Sin embargo, en Chile no hubo un Adolfo Suarez , es decir, un personero de la más alta investidura o condición dentro del antiguo régimen que tuviera la visión, la fuerza y el ascendiente en sus pares del autoritarismo que les obligara a aceptar lo inevitable: la reimplantación del régimen democrático en Chile.

No lo fueron ni Jaime Guzmán ni Sergio Onofre Jarpa, los jefes políticos de los Partidos de la derecha que ejercían a la sombra de Pinochet.Por el contrario, ambos en su propio estilo y doctrina se empeñaron en defender la permanencia de los enclaves autoritarios, la herencia fundamental del antiguo régimen dictatorial.
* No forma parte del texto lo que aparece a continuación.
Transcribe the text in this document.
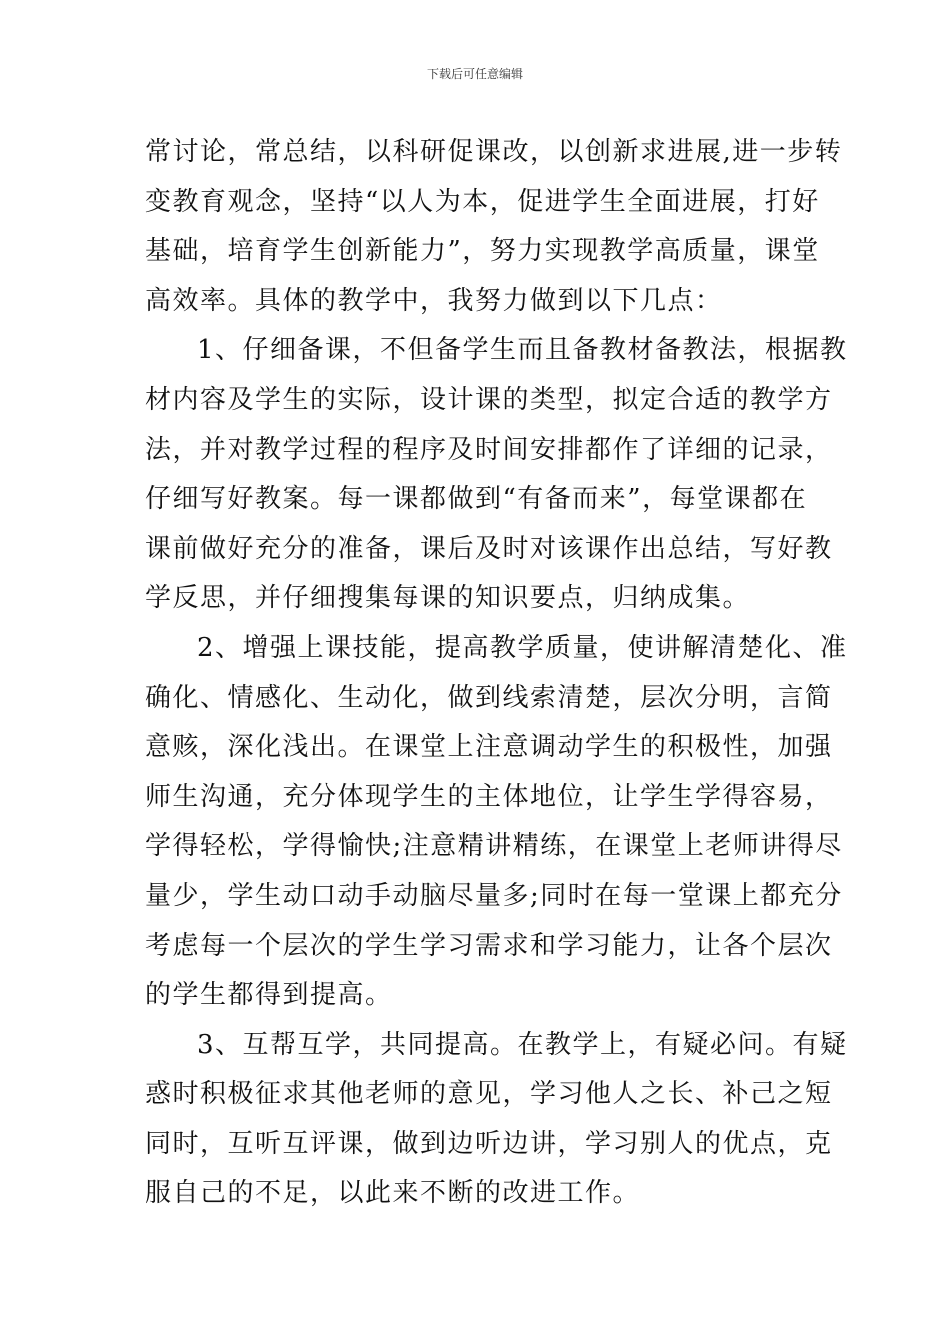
下载后可任意编辑
常讨论，常总结，以科研促课改，以创新求进展,进一步转
变教育观念，坚持“以人为本，促进学生全面进展，打好
基础，培育学生创新能力”，努力实现教学高质量，课堂
高效率。具体的教学中，我努力做到以下几点：
1、仔细备课，不但备学生而且备教材备教法，根据教
材内容及学生的实际，设计课的类型，拟定合适的教学方
法，并对教学过程的程序及时间安排都作了详细的记录，
仔细写好教案。每一课都做到“有备而来”，每堂课都在
课前做好充分的准备，课后及时对该课作出总结，写好教
学反思，并仔细搜集每课的知识要点，归纳成集。
2、增强上课技能，提高教学质量，使讲解清楚化、准
确化、情感化、生动化，做到线索清楚，层次分明，言简
意赅，深化浅出。在课堂上注意调动学生的积极性，加强
师生沟通，充分体现学生的主体地位，让学生学得容易，
学得轻松，学得愉快;注意精讲精练，在课堂上老师讲得尽
量少，学生动口动手动脑尽量多;同时在每一堂课上都充分
考虑每一个层次的学生学习需求和学习能力，让各个层次
的学生都得到提高。
3、互帮互学，共同提高。在教学上，有疑必问。有疑
惑时积极征求其他老师的意见，学习他人之长、补己之短
同时，互听互评课，做到边听边讲，学习别人的优点，克
服自己的不足，以此来不断的改进工作。
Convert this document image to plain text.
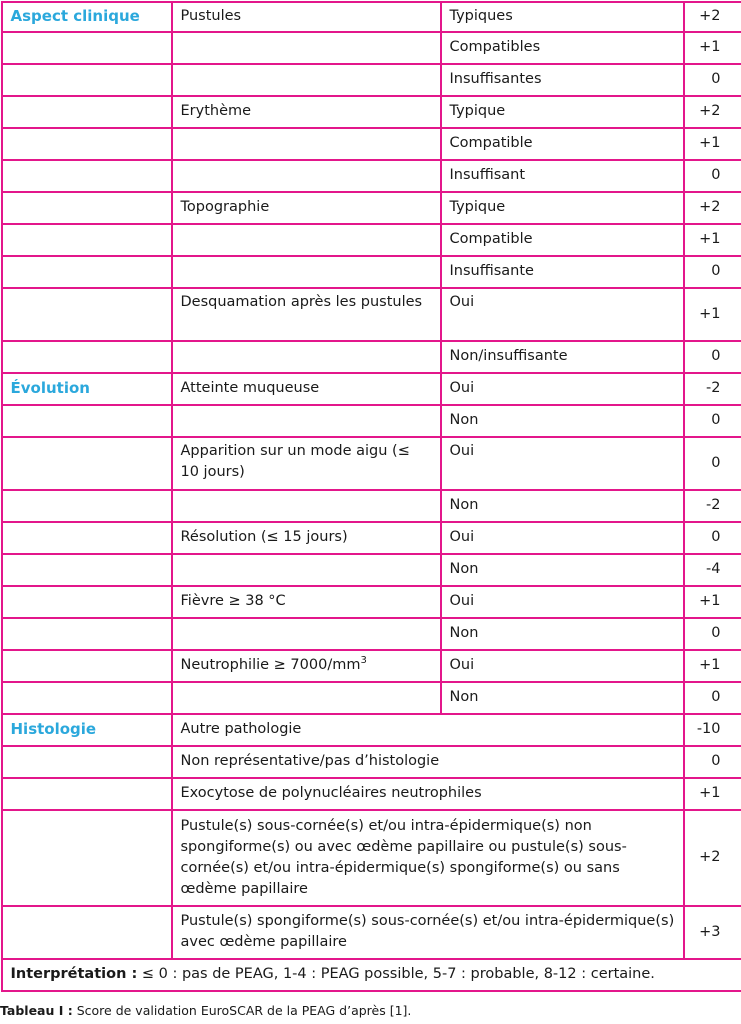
Aspect clinique	Pustules	Typiques	+2
		Compatibles	+1
		Insuffisantes	0
	Erythème	Typique	+2
		Compatible	+1
		Insuffisant	0
	Topographie	Typique	+2
		Compatible	+1
		Insuffisante	0
	Desquamation après les pustules	Oui	+1
		Non/insuffisante	0
Évolution	Atteinte muqueuse	Oui	-2
		Non	0
	Apparition sur un mode aigu (≤ 10 jours)	Oui	0
		Non	-2
	Résolution (≤ 15 jours)	Oui	0
		Non	-4
	Fièvre ≥ 38 °C	Oui	+1
		Non	0
	Neutrophilie ≥ $7000/mm^3$	Oui	+1
		Non	0
Histologie	Autre pathologie		-10
	Non représentative/pas d’histologie		0
	Exocytose de polynucléaires neutrophiles		+1
	Pustule(s) sous-cornée(s) et/ou intra-épidermique(s) non spongiforme(s) ou avec œdème papillaire ou pustule(s) sous-cornée(s) et/ou intra-épidermique(s) spongiforme(s) ou sans œdème papillaire		+2
	Pustule(s) spongiforme(s) sous-cornée(s) et/ou intra-épidermique(s) avec œdème papillaire		+3
Interprétation : ≤ 0 : pas de PEAG, 1-4 : PEAG possible, 5-7 : probable, 8-12 : certaine.			
Tableau I : Score de validation EuroSCAR de la PEAG d’après [1].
En la segunda mitad de la década de los setenta, Jaime Guzmán que entonces admiraba el modelo de corporativismo totalitario impuesto por el franquismo se empeñó en su traslado e imposición en Chile; por el contrario, Adolfo Suárez que, con rango de ministro, fuera “el líder designado” del aparato político del franquismo, en un símil del modelo de partido único de otras experiencias totalitarias, inició un camino sin retrocesos hacia el desmontaje progresivo de tan lamentable experiencia histórica.

Adolfo Suárez avanzó resueltamente a la democracia, la derecha chilena permaneció anclada a la dictadura.

De hecho cuando Gustavo Leigh, a la sazón Comandante en Jefe de la FACH, pidió y formalizó en el interior de la Junta Militar de Gobierno un cronograma de entrega del poder y retorno a los cuarteles, fue abandonado sin contemplaciones ni sentimentalismos por quienes le rodeaban, incluido el propio Jaime Guzmán que formaba parte de su grupo directo de asesores.

Sin apoyo y aislado, Pinochet le destituyó y recluyó en un controlado ostracismo de aquellos que se aplican a quienes ya no sirven pero que en cualquier circunstancia pueden ser peligrosos.

Recién ahora, un cuarto de siglo después, en los partidos UDI Y RN se discute el cambio de sus respectivas declaraciones de Principios, en los cuales asumieran el triste rol de cancerberos de ese oscuro legado antidemocrático.

Por eso, afirmo que en nuestro país la incondicionalidad y obsecuencia de la derecha hacia Pinochet llegó a extremos altísimos que hoy a ellos mismos deben asombrar y a muchos seguramente causar honda vergüenza.

Los millones de españoles que han despedido a Adolfo Suárez, como un justo reconocimiento a su esfuerzo para abrir un camino de paz, donde esta parecía imposible, no hacen sino que establecer su papel de hombre decisivo en la transición española.

Es seguro que sus pensamientos son diversos al de aquel otrora poderoso hombre de Estado, cuyo deceso lo encontró lejos del poder y encerrado en los insondables laberintos mentales del mal de Alzheimer. Ya no tenía el control de la fuerza ni del dinero para convocar a las multitudes, pero sí encontró en sus conciudadanos aquella lucidez y valoración que distingue a la civilización humana de la barbarie.